The research work described in this paper encompasses the steps executed to transform the requirements of the monitoring processes for CELDS to an actual formal model, which can be analyzed and verified. Once we had the ASM ground model, we could easily translate the states and rules to an AsmetaL model. The ASMETA toolset integrated with the Eclipse plug-in supported the simulation, validation and verification of the model, which were carried out gradually. However, there are still a number of open questions to be answered. For instance, the model adviser tool identifies unnecessary functions or incomplete conditional structures, but it does not assess the coverage of the model with respect to the problem domain. Validation by scenarios provides useful insights as long as the scenarios defined by the modeler are representative enough. In the verification phase, the understanding of the properties by the modeler determines the importance of model checking results. We consider that ASMETA toolset supports the designer in elaborating the specifications, assessing their quality, and eventually finding related drawbacks, but it still needs the human expertise in order to provide relevant answers.

7 Conclusions and Future Work

The paper addresses the monitoring aspect for CELDS from a formal perspective. We presented the methodology for elaborating and assessing a formal model for monitoring processes of CELDS using the ASMETA toolset. The focus of our work was on ensuring the correctness of the monitors, and hence enhancing the reliability and availability of the whole system.
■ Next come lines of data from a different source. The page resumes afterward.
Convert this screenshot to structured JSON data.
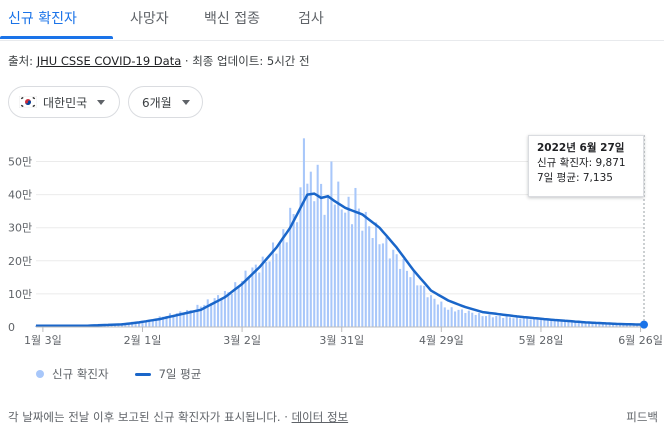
{
  "tabs": [
    {
      "label": "신규 확진자",
      "active": true
    },
    {
      "label": "사망자",
      "active": false
    },
    {
      "label": "백신 접종",
      "active": false
    },
    {
      "label": "검사",
      "active": false
    }
  ],
  "source": {
    "prefix": "출처: ",
    "link": "JHU CSSE COVID-19 Data",
    "suffix": " · 최종 업데이트: 5시간 전"
  },
  "filters": {
    "country": "대한민국",
    "country_icon": "south-korea-flag-icon",
    "period": "6개월"
  },
  "tooltip": {
    "date": "2022년 6월 27일",
    "new_cases": "신규 확진자: 9,871",
    "avg7": "7일 평균: 7,135"
  },
  "legend": {
    "bars": "신규 확진자",
    "line": "7일 평균"
  },
  "colors": {
    "bar": "#a8c7fa",
    "line": "#1a66c9",
    "accent": "#1a73e8"
  },
  "footer": {
    "note": "각 날짜에는 전날 이후 보고된 신규 확진자가 표시됩니다. · ",
    "link": "데이터 정보",
    "feedback": "피드백"
  },
  "chart_data": {
    "type": "bar",
    "x_start": "2022-01-01",
    "x_end": "2022-06-27",
    "x_tick_labels": [
      "1월 3일",
      "2월 1일",
      "3월 2일",
      "3월 31일",
      "4월 29일",
      "5월 28일",
      "6월 26일"
    ],
    "x_tick_dates": [
      "2022-01-03",
      "2022-02-01",
      "2022-03-02",
      "2022-03-31",
      "2022-04-29",
      "2022-05-28",
      "2022-06-26"
    ],
    "y_tick_labels": [
      "0",
      "10만",
      "20만",
      "30만",
      "40만",
      "50만"
    ],
    "y_tick_values": [
      0,
      100000,
      200000,
      300000,
      400000,
      500000
    ],
    "ylim": [
      0,
      580000
    ],
    "grid": true,
    "legend_position": "bottom-left",
    "series": [
      {
        "name": "신규 확진자",
        "type": "bar",
        "keyframes_day_value": [
          [
            0,
            4000
          ],
          [
            10,
            3500
          ],
          [
            20,
            6000
          ],
          [
            27,
            13000
          ],
          [
            33,
            20000
          ],
          [
            38,
            35000
          ],
          [
            45,
            50000
          ],
          [
            52,
            85000
          ],
          [
            57,
            110000
          ],
          [
            62,
            165000
          ],
          [
            67,
            200000
          ],
          [
            72,
            270000
          ],
          [
            75,
            330000
          ],
          [
            77,
            380000
          ],
          [
            79,
            460000
          ],
          [
            80,
            420000
          ],
          [
            83,
            400000
          ],
          [
            85,
            370000
          ],
          [
            87,
            410000
          ],
          [
            90,
            360000
          ],
          [
            95,
            330000
          ],
          [
            100,
            270000
          ],
          [
            105,
            210000
          ],
          [
            110,
            150000
          ],
          [
            115,
            90000
          ],
          [
            120,
            55000
          ],
          [
            125,
            48000
          ],
          [
            130,
            35000
          ],
          [
            140,
            28000
          ],
          [
            150,
            22000
          ],
          [
            160,
            13000
          ],
          [
            170,
            9000
          ],
          [
            177,
            9871
          ]
        ],
        "spikes_day_value": [
          [
            78,
            570000
          ],
          [
            82,
            490000
          ],
          [
            86,
            500000
          ],
          [
            93,
            420000
          ],
          [
            81,
            380000
          ],
          [
            74,
            360000
          ]
        ]
      },
      {
        "name": "7일 평균",
        "type": "line",
        "keyframes_day_value": [
          [
            0,
            3500
          ],
          [
            15,
            4000
          ],
          [
            25,
            8000
          ],
          [
            30,
            14000
          ],
          [
            36,
            24000
          ],
          [
            42,
            38000
          ],
          [
            48,
            52000
          ],
          [
            55,
            90000
          ],
          [
            60,
            130000
          ],
          [
            65,
            180000
          ],
          [
            70,
            240000
          ],
          [
            74,
            300000
          ],
          [
            77,
            360000
          ],
          [
            79,
            400000
          ],
          [
            81,
            403000
          ],
          [
            83,
            390000
          ],
          [
            85,
            395000
          ],
          [
            87,
            380000
          ],
          [
            90,
            360000
          ],
          [
            95,
            340000
          ],
          [
            100,
            300000
          ],
          [
            105,
            240000
          ],
          [
            110,
            170000
          ],
          [
            115,
            110000
          ],
          [
            120,
            80000
          ],
          [
            125,
            60000
          ],
          [
            130,
            45000
          ],
          [
            140,
            32000
          ],
          [
            150,
            22000
          ],
          [
            160,
            14000
          ],
          [
            170,
            9000
          ],
          [
            177,
            7135
          ]
        ]
      }
    ]
  }
}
The work focuses on translating monitoring related processes to a formal model and verifying its properties. Through rigorous analysis of the model we can identify design flaws, that otherwise, would propagate to the implementation phase of software development.

The model we propose is still open to future refinements, in which interpretation of data can be improved by considering aggregation of parameters into higher-level metrics. The spectrum of properties to verify can be enlarged by elaborating more the dependencies between the components and encompassing quantitative aspects of the voting process.